Na dissertação filosófica do nosso país, a argumentação pedregulhenta cria um gênero novo entre nós, no qual se romanceia penetrantes visões do idealismo moderno.
Isso é uma forma de ser um vassalo do sistema. Ao fim e ao cabo, trata-se de um influxo à francesa com uma musculosa língua hipertrofiada por anos de governo de direita no Brasil.
Na verdade, toda essa gente está batizada na cartilha do ódio como identidade.
A partir disso, um bate-papo informal, mesmo com a pequena burguesia assalariada, que se acha monarquia funcional, a frase dita em estalão quando se relembra todo um processo de entrega do patrimônio nacional, corrupção e uma teia de interesses que move a direita, entra sempre a mesma frase, “mas o Lula não é santo”.
Esse sujeito está tão contaminado pela identidade do ódio quanto o mais feroz estúpido, idiota, bolsonarista e, certamente, votou no dito cujo em 2018 e 2022 sob esse mesmo elástico moral.
Como sabemos, esse é o produto mais vendido na praça, com cinco faixas elásticas de moral seletiva. É uma espécie de reabilitação intestina que usa cada uma delas para uma espécie de resitência contra a realidade.

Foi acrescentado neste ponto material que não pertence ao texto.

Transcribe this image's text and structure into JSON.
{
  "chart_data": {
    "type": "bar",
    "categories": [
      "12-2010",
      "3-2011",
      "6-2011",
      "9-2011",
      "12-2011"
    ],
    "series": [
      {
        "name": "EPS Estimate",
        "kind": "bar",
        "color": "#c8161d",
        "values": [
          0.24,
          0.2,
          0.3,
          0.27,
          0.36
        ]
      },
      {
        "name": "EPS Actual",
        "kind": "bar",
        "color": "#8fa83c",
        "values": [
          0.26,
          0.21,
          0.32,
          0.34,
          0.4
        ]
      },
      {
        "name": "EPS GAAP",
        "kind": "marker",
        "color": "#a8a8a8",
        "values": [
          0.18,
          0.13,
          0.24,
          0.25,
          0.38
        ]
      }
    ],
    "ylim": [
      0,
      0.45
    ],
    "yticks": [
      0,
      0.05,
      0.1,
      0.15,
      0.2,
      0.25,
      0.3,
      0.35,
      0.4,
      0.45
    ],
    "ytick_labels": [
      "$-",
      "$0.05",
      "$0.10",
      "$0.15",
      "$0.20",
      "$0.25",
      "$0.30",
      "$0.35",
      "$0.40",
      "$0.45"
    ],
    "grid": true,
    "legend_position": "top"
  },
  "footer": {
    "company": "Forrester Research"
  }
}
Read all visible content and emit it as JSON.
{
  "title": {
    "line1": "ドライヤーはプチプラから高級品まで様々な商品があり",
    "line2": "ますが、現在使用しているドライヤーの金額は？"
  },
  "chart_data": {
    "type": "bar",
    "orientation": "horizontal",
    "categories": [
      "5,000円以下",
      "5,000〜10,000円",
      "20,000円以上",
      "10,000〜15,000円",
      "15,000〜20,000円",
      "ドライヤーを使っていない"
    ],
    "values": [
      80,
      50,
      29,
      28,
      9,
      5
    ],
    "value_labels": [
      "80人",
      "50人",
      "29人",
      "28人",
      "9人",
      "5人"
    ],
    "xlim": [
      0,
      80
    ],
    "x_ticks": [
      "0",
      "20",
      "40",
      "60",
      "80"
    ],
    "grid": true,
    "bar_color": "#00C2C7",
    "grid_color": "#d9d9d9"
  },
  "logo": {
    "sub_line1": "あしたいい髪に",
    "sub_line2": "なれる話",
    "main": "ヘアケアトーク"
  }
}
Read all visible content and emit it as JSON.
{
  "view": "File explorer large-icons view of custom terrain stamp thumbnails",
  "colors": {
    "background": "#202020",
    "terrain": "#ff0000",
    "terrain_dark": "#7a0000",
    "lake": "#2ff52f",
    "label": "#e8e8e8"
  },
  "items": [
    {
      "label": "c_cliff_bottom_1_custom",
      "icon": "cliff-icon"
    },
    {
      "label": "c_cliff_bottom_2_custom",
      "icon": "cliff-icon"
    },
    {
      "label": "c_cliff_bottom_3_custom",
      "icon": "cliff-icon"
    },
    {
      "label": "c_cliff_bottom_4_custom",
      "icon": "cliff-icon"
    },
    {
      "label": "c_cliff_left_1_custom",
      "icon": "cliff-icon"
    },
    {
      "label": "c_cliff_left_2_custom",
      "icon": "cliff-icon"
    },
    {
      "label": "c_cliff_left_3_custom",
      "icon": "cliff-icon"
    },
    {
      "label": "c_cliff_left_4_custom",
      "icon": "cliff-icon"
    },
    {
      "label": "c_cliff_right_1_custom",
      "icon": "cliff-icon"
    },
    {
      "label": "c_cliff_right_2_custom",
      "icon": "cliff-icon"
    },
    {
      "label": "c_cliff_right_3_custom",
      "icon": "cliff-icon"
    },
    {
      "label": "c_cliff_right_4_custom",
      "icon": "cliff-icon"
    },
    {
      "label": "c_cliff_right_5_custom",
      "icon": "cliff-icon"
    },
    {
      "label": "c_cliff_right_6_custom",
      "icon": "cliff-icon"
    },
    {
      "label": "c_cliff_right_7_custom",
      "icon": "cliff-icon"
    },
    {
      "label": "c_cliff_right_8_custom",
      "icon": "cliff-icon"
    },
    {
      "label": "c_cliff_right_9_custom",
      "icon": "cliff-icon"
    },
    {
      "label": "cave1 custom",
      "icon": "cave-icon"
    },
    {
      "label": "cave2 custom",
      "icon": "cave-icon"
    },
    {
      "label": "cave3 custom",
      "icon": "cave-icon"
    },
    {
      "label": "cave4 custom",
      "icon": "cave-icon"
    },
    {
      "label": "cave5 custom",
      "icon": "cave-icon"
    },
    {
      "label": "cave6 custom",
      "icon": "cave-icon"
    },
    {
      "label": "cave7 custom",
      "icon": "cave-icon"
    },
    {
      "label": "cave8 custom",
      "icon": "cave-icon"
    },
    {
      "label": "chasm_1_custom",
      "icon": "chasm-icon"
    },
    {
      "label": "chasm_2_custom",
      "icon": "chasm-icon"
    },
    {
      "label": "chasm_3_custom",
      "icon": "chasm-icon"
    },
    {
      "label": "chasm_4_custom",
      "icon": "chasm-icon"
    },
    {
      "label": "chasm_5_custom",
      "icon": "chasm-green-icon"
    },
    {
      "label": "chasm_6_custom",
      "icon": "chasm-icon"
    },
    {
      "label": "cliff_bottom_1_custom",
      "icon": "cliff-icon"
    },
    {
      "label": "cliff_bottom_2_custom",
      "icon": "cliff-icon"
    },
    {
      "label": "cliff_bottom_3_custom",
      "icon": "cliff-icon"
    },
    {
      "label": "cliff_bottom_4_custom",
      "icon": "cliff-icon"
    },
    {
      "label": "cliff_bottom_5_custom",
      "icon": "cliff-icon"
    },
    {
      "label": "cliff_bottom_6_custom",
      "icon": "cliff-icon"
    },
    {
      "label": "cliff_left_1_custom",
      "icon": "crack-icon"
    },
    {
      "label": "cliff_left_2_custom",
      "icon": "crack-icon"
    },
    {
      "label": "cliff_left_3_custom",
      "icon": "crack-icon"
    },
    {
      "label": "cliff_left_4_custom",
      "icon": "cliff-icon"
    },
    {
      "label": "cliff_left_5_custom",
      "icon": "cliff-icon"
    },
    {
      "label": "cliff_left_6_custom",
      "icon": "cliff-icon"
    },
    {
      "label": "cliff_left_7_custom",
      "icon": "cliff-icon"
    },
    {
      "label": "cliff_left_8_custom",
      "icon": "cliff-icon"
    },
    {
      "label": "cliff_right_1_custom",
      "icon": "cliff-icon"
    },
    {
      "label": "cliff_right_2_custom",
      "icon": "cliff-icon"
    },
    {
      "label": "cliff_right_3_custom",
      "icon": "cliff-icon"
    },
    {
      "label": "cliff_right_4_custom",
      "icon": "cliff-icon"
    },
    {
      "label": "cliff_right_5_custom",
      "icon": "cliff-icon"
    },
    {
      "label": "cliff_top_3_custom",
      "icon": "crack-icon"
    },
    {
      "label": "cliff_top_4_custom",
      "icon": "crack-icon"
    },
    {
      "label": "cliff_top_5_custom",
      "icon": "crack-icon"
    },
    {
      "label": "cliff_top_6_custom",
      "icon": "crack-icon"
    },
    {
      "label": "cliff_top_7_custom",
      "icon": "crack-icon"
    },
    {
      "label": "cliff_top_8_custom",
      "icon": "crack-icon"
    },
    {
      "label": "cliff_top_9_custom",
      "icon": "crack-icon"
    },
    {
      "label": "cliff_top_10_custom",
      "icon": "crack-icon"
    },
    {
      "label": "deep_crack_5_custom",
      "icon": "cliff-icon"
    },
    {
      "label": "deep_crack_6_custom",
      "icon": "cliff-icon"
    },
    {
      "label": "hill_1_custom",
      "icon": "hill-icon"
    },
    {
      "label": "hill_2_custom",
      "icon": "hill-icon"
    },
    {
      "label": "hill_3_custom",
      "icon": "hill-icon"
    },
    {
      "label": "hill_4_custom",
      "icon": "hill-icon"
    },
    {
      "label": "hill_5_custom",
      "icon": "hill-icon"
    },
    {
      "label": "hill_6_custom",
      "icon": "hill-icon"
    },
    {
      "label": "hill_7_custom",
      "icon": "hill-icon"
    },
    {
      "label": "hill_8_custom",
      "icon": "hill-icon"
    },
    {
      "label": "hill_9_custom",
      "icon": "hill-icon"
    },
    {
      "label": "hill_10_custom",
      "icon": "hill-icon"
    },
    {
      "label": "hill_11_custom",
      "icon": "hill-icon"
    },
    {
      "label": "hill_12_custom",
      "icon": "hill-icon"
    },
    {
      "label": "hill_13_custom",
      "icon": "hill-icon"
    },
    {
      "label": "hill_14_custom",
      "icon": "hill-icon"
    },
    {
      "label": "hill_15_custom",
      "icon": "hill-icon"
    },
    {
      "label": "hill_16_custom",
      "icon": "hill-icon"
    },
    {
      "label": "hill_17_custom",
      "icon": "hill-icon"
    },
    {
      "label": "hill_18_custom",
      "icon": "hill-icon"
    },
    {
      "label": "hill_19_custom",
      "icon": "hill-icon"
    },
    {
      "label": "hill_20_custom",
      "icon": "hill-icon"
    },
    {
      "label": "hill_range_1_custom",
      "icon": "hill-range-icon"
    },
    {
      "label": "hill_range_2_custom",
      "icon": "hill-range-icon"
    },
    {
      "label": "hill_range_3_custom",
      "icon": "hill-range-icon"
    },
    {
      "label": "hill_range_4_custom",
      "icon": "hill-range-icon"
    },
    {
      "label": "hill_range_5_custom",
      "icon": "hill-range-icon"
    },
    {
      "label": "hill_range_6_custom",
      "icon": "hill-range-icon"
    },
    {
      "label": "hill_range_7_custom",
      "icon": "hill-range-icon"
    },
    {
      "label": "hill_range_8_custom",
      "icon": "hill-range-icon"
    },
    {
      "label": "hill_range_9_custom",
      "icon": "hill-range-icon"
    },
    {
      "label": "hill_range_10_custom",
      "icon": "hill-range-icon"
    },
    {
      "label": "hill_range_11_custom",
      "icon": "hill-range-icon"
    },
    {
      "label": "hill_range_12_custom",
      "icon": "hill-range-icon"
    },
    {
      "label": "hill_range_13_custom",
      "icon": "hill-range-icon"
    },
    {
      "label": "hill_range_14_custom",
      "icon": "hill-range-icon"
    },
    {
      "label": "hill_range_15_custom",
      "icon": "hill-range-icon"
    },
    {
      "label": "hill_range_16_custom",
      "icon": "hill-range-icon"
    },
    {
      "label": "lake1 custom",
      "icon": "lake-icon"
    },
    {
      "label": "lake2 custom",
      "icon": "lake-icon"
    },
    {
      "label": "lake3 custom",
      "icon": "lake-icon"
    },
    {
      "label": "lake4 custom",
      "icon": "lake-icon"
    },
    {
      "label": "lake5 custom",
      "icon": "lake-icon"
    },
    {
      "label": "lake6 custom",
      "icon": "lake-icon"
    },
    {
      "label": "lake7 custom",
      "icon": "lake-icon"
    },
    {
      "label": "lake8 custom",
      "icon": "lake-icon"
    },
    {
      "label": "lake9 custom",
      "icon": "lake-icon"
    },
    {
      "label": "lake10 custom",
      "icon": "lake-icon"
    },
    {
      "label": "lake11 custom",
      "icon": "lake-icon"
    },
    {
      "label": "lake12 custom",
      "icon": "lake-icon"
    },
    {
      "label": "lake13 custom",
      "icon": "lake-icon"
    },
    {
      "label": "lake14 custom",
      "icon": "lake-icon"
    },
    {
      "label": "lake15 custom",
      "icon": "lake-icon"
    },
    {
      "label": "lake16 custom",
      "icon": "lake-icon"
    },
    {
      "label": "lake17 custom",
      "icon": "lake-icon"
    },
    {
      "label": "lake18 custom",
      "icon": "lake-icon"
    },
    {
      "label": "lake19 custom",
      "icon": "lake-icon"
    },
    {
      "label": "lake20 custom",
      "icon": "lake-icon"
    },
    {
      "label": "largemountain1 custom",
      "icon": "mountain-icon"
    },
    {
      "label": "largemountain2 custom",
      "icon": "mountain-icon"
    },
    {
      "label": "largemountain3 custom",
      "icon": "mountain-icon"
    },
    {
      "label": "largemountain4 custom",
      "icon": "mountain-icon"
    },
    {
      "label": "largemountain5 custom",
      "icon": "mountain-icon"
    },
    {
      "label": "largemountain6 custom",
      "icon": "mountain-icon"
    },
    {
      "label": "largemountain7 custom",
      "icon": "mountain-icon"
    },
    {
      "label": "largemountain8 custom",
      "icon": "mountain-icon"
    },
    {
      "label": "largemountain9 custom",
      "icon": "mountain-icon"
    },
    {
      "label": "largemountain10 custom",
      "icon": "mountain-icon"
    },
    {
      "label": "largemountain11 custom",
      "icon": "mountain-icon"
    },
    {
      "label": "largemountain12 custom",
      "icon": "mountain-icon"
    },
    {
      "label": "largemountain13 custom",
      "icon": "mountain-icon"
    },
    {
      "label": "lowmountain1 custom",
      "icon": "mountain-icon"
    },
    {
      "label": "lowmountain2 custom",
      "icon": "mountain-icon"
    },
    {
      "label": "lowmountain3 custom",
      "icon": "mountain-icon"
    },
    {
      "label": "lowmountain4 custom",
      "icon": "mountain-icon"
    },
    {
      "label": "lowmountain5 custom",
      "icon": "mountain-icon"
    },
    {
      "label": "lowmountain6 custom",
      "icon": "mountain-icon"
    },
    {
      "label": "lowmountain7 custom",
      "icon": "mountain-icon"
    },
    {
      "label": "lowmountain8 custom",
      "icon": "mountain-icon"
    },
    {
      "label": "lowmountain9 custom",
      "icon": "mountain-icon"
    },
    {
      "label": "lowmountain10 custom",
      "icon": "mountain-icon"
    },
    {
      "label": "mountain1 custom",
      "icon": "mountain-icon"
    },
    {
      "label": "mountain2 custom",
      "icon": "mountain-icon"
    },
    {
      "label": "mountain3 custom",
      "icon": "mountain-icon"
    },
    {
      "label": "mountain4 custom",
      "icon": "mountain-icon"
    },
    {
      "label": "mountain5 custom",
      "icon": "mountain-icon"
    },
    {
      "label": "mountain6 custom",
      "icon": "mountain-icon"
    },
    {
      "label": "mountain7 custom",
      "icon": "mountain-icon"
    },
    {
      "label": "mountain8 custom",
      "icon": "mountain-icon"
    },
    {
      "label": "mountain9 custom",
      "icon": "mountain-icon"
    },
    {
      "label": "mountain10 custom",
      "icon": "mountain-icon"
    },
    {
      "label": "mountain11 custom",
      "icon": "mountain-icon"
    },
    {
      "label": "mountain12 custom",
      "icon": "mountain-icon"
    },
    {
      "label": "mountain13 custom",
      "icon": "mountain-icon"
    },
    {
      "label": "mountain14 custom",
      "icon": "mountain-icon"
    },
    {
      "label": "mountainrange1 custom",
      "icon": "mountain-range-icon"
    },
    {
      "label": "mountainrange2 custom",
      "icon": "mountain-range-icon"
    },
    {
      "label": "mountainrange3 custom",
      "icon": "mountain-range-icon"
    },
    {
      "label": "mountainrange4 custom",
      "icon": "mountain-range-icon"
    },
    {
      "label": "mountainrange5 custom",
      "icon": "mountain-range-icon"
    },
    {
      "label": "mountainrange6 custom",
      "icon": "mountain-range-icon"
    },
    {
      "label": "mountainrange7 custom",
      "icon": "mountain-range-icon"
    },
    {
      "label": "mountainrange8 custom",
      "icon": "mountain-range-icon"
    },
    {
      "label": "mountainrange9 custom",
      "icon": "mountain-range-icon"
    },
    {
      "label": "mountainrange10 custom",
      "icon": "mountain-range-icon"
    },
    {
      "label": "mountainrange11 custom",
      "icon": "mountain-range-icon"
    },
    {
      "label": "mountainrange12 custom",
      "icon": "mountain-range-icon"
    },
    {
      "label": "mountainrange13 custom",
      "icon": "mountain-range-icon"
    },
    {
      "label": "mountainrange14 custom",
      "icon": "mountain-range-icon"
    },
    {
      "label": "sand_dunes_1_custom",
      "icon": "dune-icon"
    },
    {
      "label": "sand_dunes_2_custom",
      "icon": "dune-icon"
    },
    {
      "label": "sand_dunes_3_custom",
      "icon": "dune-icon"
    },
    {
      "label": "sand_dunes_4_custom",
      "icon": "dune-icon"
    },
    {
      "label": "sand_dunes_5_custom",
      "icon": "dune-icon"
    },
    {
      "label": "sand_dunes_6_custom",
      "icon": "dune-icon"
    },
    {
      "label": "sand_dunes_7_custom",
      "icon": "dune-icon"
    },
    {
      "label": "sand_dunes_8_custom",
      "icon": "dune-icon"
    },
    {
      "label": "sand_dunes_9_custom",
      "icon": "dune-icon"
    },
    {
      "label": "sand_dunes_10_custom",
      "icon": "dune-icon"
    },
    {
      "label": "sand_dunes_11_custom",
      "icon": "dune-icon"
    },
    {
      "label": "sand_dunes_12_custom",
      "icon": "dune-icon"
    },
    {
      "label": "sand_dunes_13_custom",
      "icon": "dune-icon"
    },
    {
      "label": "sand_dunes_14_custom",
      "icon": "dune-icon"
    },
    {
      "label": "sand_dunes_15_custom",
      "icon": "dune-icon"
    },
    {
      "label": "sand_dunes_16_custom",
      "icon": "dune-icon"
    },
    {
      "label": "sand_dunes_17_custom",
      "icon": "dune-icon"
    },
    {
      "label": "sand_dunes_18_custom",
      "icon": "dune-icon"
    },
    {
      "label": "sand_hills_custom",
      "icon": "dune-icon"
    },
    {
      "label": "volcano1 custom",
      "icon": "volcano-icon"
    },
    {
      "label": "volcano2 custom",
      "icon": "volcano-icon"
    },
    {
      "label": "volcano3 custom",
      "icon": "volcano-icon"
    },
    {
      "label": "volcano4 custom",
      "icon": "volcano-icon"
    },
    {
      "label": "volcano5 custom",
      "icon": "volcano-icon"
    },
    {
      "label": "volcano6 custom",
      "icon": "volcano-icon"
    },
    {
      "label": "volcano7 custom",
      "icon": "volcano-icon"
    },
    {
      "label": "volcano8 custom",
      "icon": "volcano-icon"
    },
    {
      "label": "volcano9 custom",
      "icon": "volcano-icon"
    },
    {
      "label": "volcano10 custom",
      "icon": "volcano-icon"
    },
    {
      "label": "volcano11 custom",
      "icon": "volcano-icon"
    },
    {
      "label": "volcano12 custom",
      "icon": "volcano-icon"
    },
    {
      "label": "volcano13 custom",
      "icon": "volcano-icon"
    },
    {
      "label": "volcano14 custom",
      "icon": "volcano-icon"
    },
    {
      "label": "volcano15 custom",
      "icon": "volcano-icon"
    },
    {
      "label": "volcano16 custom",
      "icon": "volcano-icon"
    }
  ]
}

É o velho tucano enrustido que já foi um Fernando Collor hipercolorido. Pode não parecer, mas esse moderado, por um “mistério da vida”, é parte também da faixa elástica que define hoje uma eleição no Brasil.
Não há contra-argumento quando a direita explode, mas por uma contingência do cloreto de sódio do batismo, ele, que possui, em nome da boa estética, um anteposto de atitudes, revela-se como o novo e inteiriço militante de direita que faz de tudo para que sua insuspeita posição política não fique tão suspeita.
É um amor imortal e imoral que essa gente tem pelos liberais, gente que está tão doente na vida humana que veste um molde de figurino pré-estabelecido e persiste eterno na vulgaridade fácil da vida extraterrestre do mundo da política.
Usa um vento imaginário para transcrever ou reeditar as cartas documento das velhas seitas oligárquicas do Brasil, mas dissertam calmamente sobre o vazio da vida ao arrepio da realidade concreta.
A palavra chave nesse caso, é o desânimo com o pessimismo que verbaliza contra “tudo o que esta aí”. Mas infelizmente, esse zumbido, pouco ou nada percebido, pela sociedade brasileira é, na verdade, o resíduo final de uma direita que faz barulho silencioso contra qualquer avanço social no Brasil, mas principalmente contra o “tamanho do Estado”.
É essa gente que engorda a rejeição a Lula.